Oh vieja cosa dura, dura lanza, hueso impío, sombrío objeto
de árida y seca espuma; ola y nave, navío sin rumbo, derrumbado
y secreto como la fórmula del alquimista; velero sin piloto
por un mar de aguda soledad; barca para pasar al otro lado del mundo,
enfilados hacia el cielo praguense y las callejuelas
donde la muerte pisa charcos de la cerveza que no bebió Neruda:
hueso infinito para ponerse verde de envidia,
para no remediar nada – ni el silencio ni las alas oscuras y obscenas
de tus orejas;
para no ver siquiera la herida de tu boca
ni el incendio de allá arriba, donde tus ojos todo lo penetran
como otras naves, otras lanzas ardidas, otra amenaza;
para hipnotizar la espada de la melancolía
y acaso para descifrar el curso de aquel río de palacios
donde murieron los santos y las vírgenes agonizaron tañendo laúdes
de piedra;
para que pasen la novia y el féretro y Nezval resucite
en el corazón del follaje del cementerio judío;
para que el poeta te mire y se sonría ante el retrato de Dios;
para la locura – tu maxilar de duelo-, para la demencia total
y hasta para la humildad de nuestro lenguaje y su negra lucidez;
para morir eternamente de una tuberculosis dorada
y cabalgar las nubes y nombrar a los ángeles del exterminio
y clamar por los asesinos –otra vez allá arriba-,
por lo que quemaron a Juan Huss
y arrojaron sus cenizas a un ancho río de espinosa corriente.

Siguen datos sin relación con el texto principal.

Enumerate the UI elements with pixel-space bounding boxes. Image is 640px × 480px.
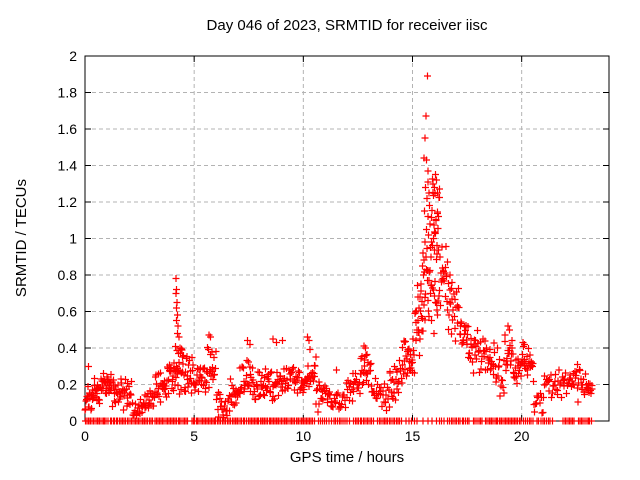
data-points <box>81 72 596 421</box>
x-axis-label: GPS time / hours <box>289 449 405 466</box>
y-tick-label: 0.6 <box>58 304 78 320</box>
y-tick-label: 2 <box>69 48 77 64</box>
x-tick-label: 10 <box>296 428 312 444</box>
chart-title: Day 046 of 2023, SRMTID for receiver iis… <box>206 17 488 34</box>
y-tick-label: 1 <box>69 231 77 247</box>
y-tick-labels: 0 0.2 0.4 0.6 0.8 1 1.2 1.4 1.6 1.8 2 <box>58 48 78 429</box>
x-tick-label: 20 <box>514 428 530 444</box>
y-tick-label: 0.2 <box>58 377 78 393</box>
zero-line-points <box>82 417 595 425</box>
y-tick-label: 1.8 <box>58 85 78 101</box>
y-tick-label: 1.6 <box>58 121 78 137</box>
y-tick-label: 0.8 <box>58 267 78 283</box>
x-tick-label: 5 <box>190 428 198 444</box>
x-tick-label: 15 <box>405 428 421 444</box>
y-tick-label: 1.4 <box>58 158 78 174</box>
x-tick-label: 0 <box>81 428 89 444</box>
y-tick-label: 0.4 <box>58 340 78 356</box>
y-tick-label: 1.2 <box>58 194 78 210</box>
x-tick-labels: 0 5 10 15 20 <box>81 428 530 444</box>
y-tick-label: 0 <box>69 413 77 429</box>
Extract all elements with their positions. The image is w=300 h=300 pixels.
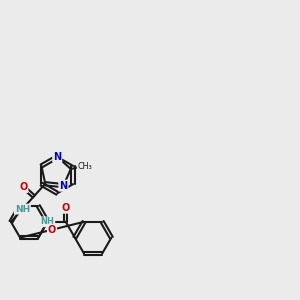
Text: N: N	[59, 181, 68, 191]
Text: O: O	[61, 203, 70, 213]
Text: CH₃: CH₃	[77, 161, 92, 170]
Text: NH: NH	[40, 217, 54, 226]
Text: N: N	[53, 152, 61, 162]
Text: O: O	[19, 182, 27, 192]
Text: O: O	[48, 225, 56, 235]
Text: NH: NH	[15, 205, 30, 214]
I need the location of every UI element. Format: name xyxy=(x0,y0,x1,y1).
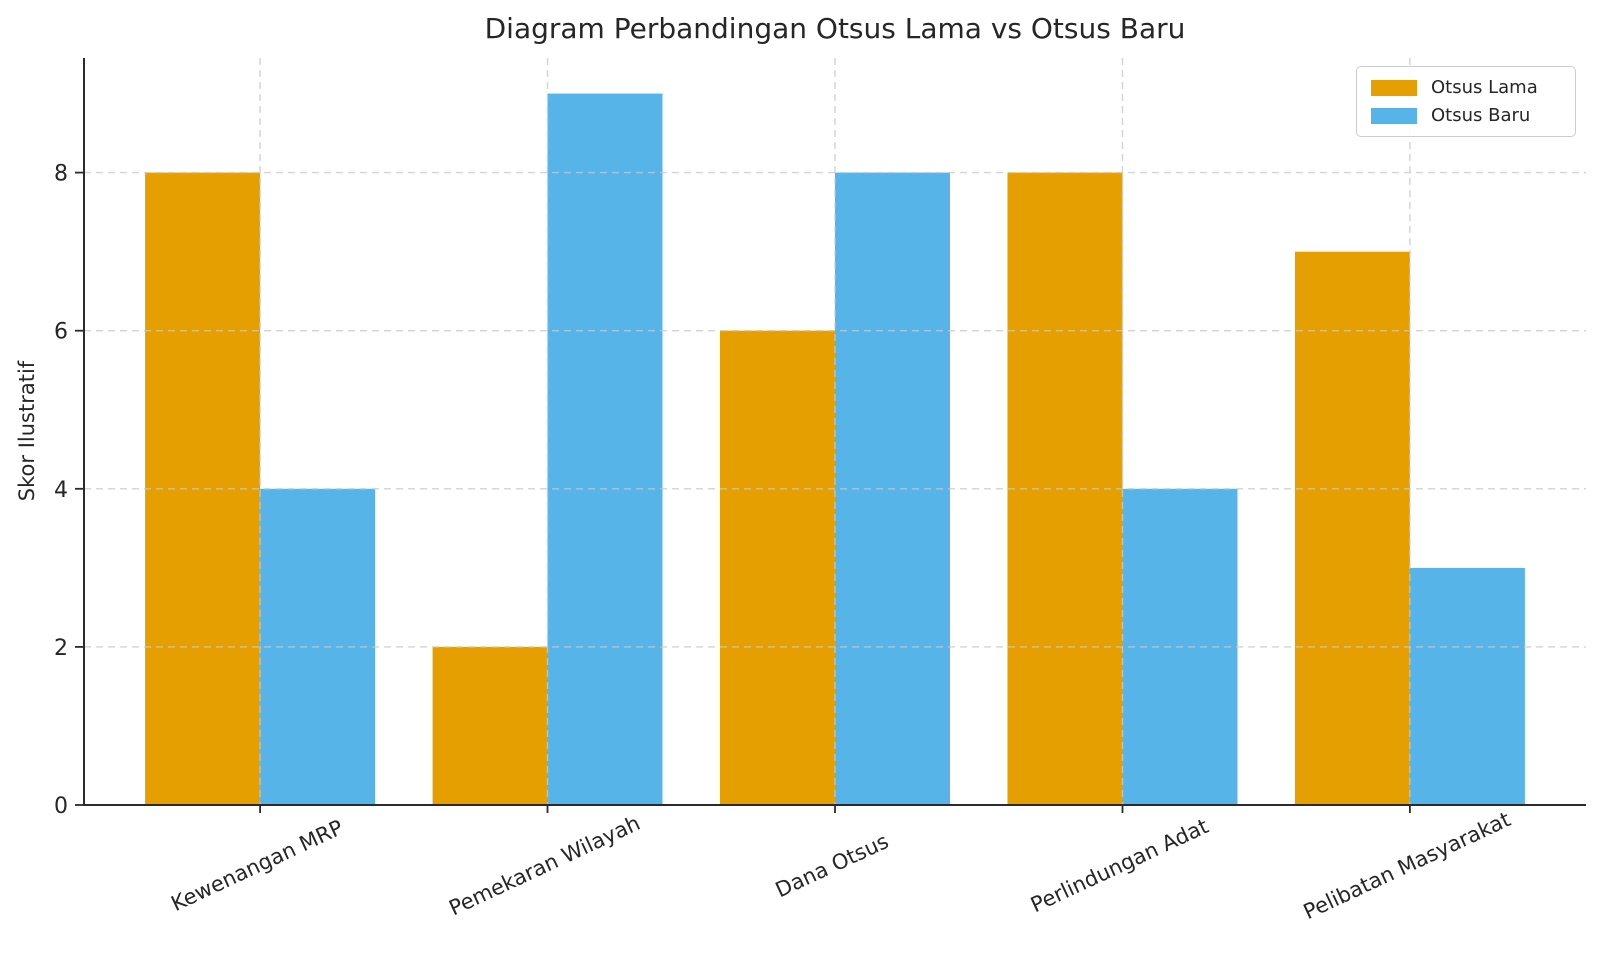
bar-otsus-baru-pemekaran-wilayah xyxy=(547,93,663,806)
x-tick-label-kewenangan-mrp: Kewenangan MRP xyxy=(167,815,346,916)
x-tick-label-pelibatan-masyarakat: Pelibatan Masyarakat xyxy=(1300,807,1514,924)
y-tick-label-0: 0 xyxy=(54,794,68,819)
y-tick-label-4: 4 xyxy=(54,478,68,503)
x-tick-label-pemekaran-wilayah: Pemekaran Wilayah xyxy=(445,811,643,921)
bar-otsus-lama-pemekaran-wilayah xyxy=(432,646,548,805)
legend-swatch-otsus-baru xyxy=(1371,107,1417,124)
legend-swatch-otsus-lama xyxy=(1371,79,1417,96)
y-tick-label-8: 8 xyxy=(54,162,68,187)
y-tick-label-6: 6 xyxy=(54,320,68,345)
legend-item-otsus-baru: Otsus Baru xyxy=(1371,105,1561,126)
legend-label-otsus-lama: Otsus Lama xyxy=(1431,77,1538,98)
bar-otsus-lama-dana-otsus xyxy=(720,330,835,805)
x-tick-label-dana-otsus: Dana Otsus xyxy=(772,829,893,902)
bar-otsus-baru-pelibatan-masyarakat xyxy=(1409,567,1525,805)
x-tick-label-perlindungan-adat: Perlindungan Adat xyxy=(1027,814,1212,917)
legend-label-otsus-baru: Otsus Baru xyxy=(1431,105,1531,126)
legend: Otsus Lama Otsus Baru xyxy=(1356,66,1576,137)
y-tick-label-2: 2 xyxy=(54,636,68,661)
bar-otsus-lama-pelibatan-masyarakat xyxy=(1294,251,1410,805)
legend-item-otsus-lama: Otsus Lama xyxy=(1371,77,1561,98)
chart-title: Diagram Perbandingan Otsus Lama vs Otsus… xyxy=(484,12,1186,45)
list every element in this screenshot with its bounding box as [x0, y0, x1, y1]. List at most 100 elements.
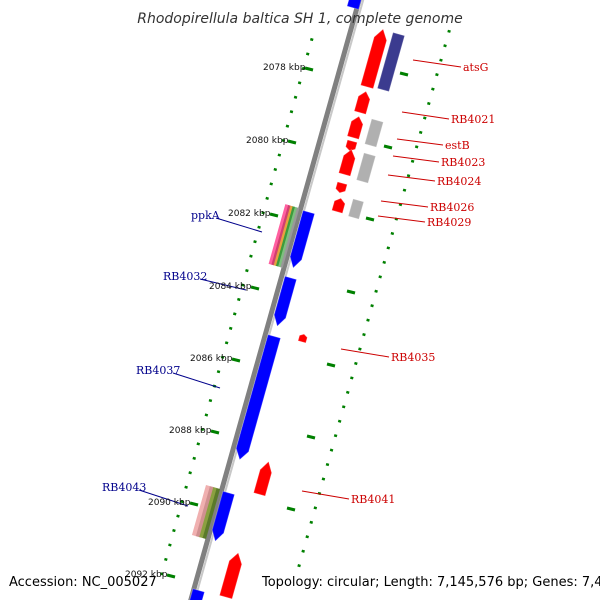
cds-ppkA-stripe — [268, 204, 289, 265]
track-tick — [326, 362, 336, 368]
gene-RB4041-edge — [253, 460, 273, 497]
gene-ppkA-body — [290, 210, 315, 268]
cds-ppkA-stripe — [270, 204, 291, 266]
kbp-label: 2084 kbp — [209, 282, 252, 292]
kbp-tick — [304, 66, 314, 72]
track-dot — [228, 326, 233, 330]
kbp-label: 2090 kbp — [148, 498, 191, 508]
track-dot — [208, 398, 213, 403]
track-dot — [196, 442, 201, 446]
track-dot — [370, 304, 374, 308]
track-dot — [172, 528, 176, 533]
track-dot — [204, 413, 209, 417]
gene-atsG-edge — [360, 28, 388, 90]
track-dot — [313, 506, 318, 510]
gene-RB4043-body — [212, 491, 235, 542]
gene-bottom-red-body — [219, 552, 242, 599]
track-dot — [333, 434, 338, 438]
leader-atsG — [412, 59, 462, 68]
gene-RB4043 — [211, 490, 236, 543]
track-dot — [237, 297, 241, 302]
gene-RB4029-body — [331, 198, 346, 214]
gene-RB4032-body — [274, 276, 297, 327]
track-dot — [273, 167, 278, 172]
cds-RB4043-stripe — [195, 485, 214, 538]
cds-ppkA-stripe — [279, 207, 300, 268]
cds-atsG — [376, 31, 406, 93]
leader-line-layer — [138, 59, 462, 507]
gene-RB4029 — [331, 197, 346, 214]
track-dot — [232, 312, 237, 316]
track-dot — [224, 341, 229, 345]
kbp-tick — [189, 501, 199, 507]
track-dot — [277, 153, 282, 157]
track-dot — [253, 240, 257, 244]
kbp-tick — [269, 212, 279, 218]
track-dot — [261, 211, 265, 215]
track-dot — [325, 462, 330, 467]
track-dot — [309, 520, 314, 524]
gene-RB4026 — [335, 181, 348, 194]
gene-RB4037-edge — [235, 334, 282, 461]
label-layer: 2078 kbp 2080 kbp 2082 kbp 2084 kbp 2086 kbp… — [102, 61, 495, 580]
gene-bottom-red — [218, 551, 243, 600]
cds-ppkA — [268, 204, 300, 268]
cds-RB4024 — [355, 152, 377, 184]
track-dot — [382, 260, 387, 264]
gene-RB4029-edge — [331, 197, 346, 214]
gene-bottom-blue — [189, 588, 206, 600]
gene-label-RB4024: RB4024 — [437, 175, 481, 188]
gene-RB4035 — [297, 333, 308, 344]
kbp-label: 2086 kbp — [190, 354, 233, 364]
gene-estB-body — [347, 116, 363, 140]
cds-RB4024-body — [356, 152, 376, 184]
gene-RB4021-body — [354, 91, 370, 115]
gene-label-RB4029: RB4029 — [427, 216, 471, 229]
cds-ppkA-stripe — [273, 205, 293, 266]
leader-RB4032 — [199, 278, 247, 291]
gene-RB4023-edge — [345, 139, 358, 152]
kbp-tick — [210, 429, 220, 435]
track-tick — [399, 71, 409, 77]
cds-RB4029 — [347, 198, 365, 220]
track-tick — [286, 506, 296, 512]
kbp-label: 2080 kbp — [246, 136, 289, 146]
gene-label-RB4035: RB4035 — [391, 351, 435, 364]
cds-RB4029-edge — [347, 198, 365, 220]
kbp-label: 2078 kbp — [263, 63, 306, 73]
track-dot — [301, 66, 306, 71]
gene-RB4026-body — [335, 181, 348, 193]
cds-estB-edge — [364, 118, 384, 148]
topology-text: Topology: circular; Length: 7,145,576 bp… — [261, 575, 600, 590]
track-dot — [341, 405, 346, 409]
gene-RB4037-body — [236, 334, 281, 460]
track-dot — [269, 182, 274, 186]
cds-ppkA-stripe — [277, 206, 298, 268]
gene-RB4043-edge — [211, 490, 236, 543]
track-dot — [160, 572, 164, 576]
backbone-line — [188, 0, 362, 600]
gene-RB4023-body — [345, 139, 358, 151]
track-dot — [168, 543, 172, 547]
track-dot — [422, 116, 427, 120]
gene-RB4023 — [345, 139, 358, 152]
track-dot — [164, 557, 168, 562]
track-dot — [354, 361, 358, 366]
cds-RB4043 — [191, 484, 221, 540]
track-dot — [257, 225, 261, 229]
cds-atsG-edge — [376, 31, 406, 93]
backbone-layer — [188, 0, 365, 600]
track-dot — [447, 29, 451, 33]
gene-RB4035-edge — [297, 333, 308, 344]
track-dot — [439, 58, 443, 62]
cds-estB — [364, 118, 384, 148]
cds-RB4024-edge — [355, 152, 377, 184]
track-dot — [374, 289, 378, 293]
gene-RB4021-edge — [353, 90, 371, 115]
gene-label-RB4021: RB4021 — [451, 113, 495, 126]
gene-RB4032-edge — [273, 275, 298, 328]
gene-RB4021 — [353, 90, 371, 115]
gene-ppkA — [289, 209, 316, 269]
gene-RB4035-body — [298, 334, 308, 343]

Hueso de piedra, ojo derecho del carlino puente,
pirámide caída, demolida, muerta desde su muerte;
hueso para escribir cien veces Señor K Señor K Señor K
hasta la podredumbre de las estrellas y las ratas de los castillos
y la infamia de los jueces; hueso vivo, puntiagudo
como la raíz del alma, como la ciega aurora de tus cejas;
hueso para llegar de rodillas y aguardar amorosamente
la carcajada y la oración, la blasfemia y el perdón.
Nave, navío, barca y espuma para sudar de miedo
y escribir sobre la piel la palabra abismo,
la palabra epitafio, la palabra sacrificio
y la palabra sufrimiento.
y la palabra hacedor.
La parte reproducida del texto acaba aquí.